Rénovation d’un hôtel particulier en un musée de la colonisation française (34 000) – projet de fin d’études / Muséographie

 

Pour la première fois en France, un musée est consacré à la colonisation française en Algérie de 1830 à 1962. Montpellier, tout en visant un rayonnement national, le dédie à sa population, composée notamment de Harkis, de Pieds-Noirs, et d’anciens combattants. Il est créé dans un ancien hôtel particulier du centre ville, l’Hôtel Montcalm. Le choix de la ville, est apparu évident pour le département de l’Hérault, puisqu’elle était une ville de transit et elle a accueilli de nombreux rapatriés d’Algérie dans les années 1960.

Tout d’abord, cette exposition fait appel à l’histoire mais aussi à la sociologie, par le biais de témoignages de Harkis, de Pieds-Noirs et d’Algériens. Ces deux approches permettent de confronter les points de vue, et de dynamiser le parcours.

Aujourd’hui encore, la colonisation française en Algérie, est un sujet à la fois tabou et polémique sur une période souvent mal connue. L’Etat français a le plus grand mal à assumer cette histoire souvent peu glorieuse de son passé. La guerre d’Algérie réveille des blessures qui n’ont toujours pas pu cicatriser.

De plus, les programmes scolaires officiels restent très évasifs sur ce sujet.

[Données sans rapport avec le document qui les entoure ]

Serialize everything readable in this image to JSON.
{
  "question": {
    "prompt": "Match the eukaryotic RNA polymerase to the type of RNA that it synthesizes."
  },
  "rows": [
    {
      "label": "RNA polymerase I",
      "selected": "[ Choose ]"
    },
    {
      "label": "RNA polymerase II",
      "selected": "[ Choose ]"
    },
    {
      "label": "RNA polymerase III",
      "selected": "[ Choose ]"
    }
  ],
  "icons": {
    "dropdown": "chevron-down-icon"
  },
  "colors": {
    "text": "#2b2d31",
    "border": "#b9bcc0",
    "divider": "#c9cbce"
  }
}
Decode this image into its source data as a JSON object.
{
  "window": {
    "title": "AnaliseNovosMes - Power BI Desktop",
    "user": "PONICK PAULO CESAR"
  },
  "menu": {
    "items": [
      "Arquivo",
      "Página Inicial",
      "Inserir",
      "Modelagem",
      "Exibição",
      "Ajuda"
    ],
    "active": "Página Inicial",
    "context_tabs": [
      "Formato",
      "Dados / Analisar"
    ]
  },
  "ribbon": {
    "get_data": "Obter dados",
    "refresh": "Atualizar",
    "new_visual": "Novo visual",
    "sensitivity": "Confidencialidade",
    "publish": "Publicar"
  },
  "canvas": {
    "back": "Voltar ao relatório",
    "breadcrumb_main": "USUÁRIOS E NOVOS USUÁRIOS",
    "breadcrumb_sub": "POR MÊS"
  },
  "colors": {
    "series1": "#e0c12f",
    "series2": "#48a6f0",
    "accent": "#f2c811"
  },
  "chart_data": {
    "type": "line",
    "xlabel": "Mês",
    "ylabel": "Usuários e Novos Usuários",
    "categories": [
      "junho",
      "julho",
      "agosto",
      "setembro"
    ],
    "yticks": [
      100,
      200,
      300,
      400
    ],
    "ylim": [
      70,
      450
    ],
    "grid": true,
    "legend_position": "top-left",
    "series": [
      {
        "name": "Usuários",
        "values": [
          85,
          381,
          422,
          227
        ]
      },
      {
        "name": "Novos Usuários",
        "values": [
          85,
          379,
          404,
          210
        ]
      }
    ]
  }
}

Tout cela alors que, de nos jours, cette période concerne directement plus de cinq millions de personnes (les combattants OAS, le FLN, les soldats de l’armée française, les Harkis de nationalité française, les partisans de l’Algérie française, les Pieds-Noirs…). Auxquels s’ajoutent les citoyens français, témoins ou descendants de cette Histoire. Chacun n’ayant pu trouver refuge que dans le non-dit.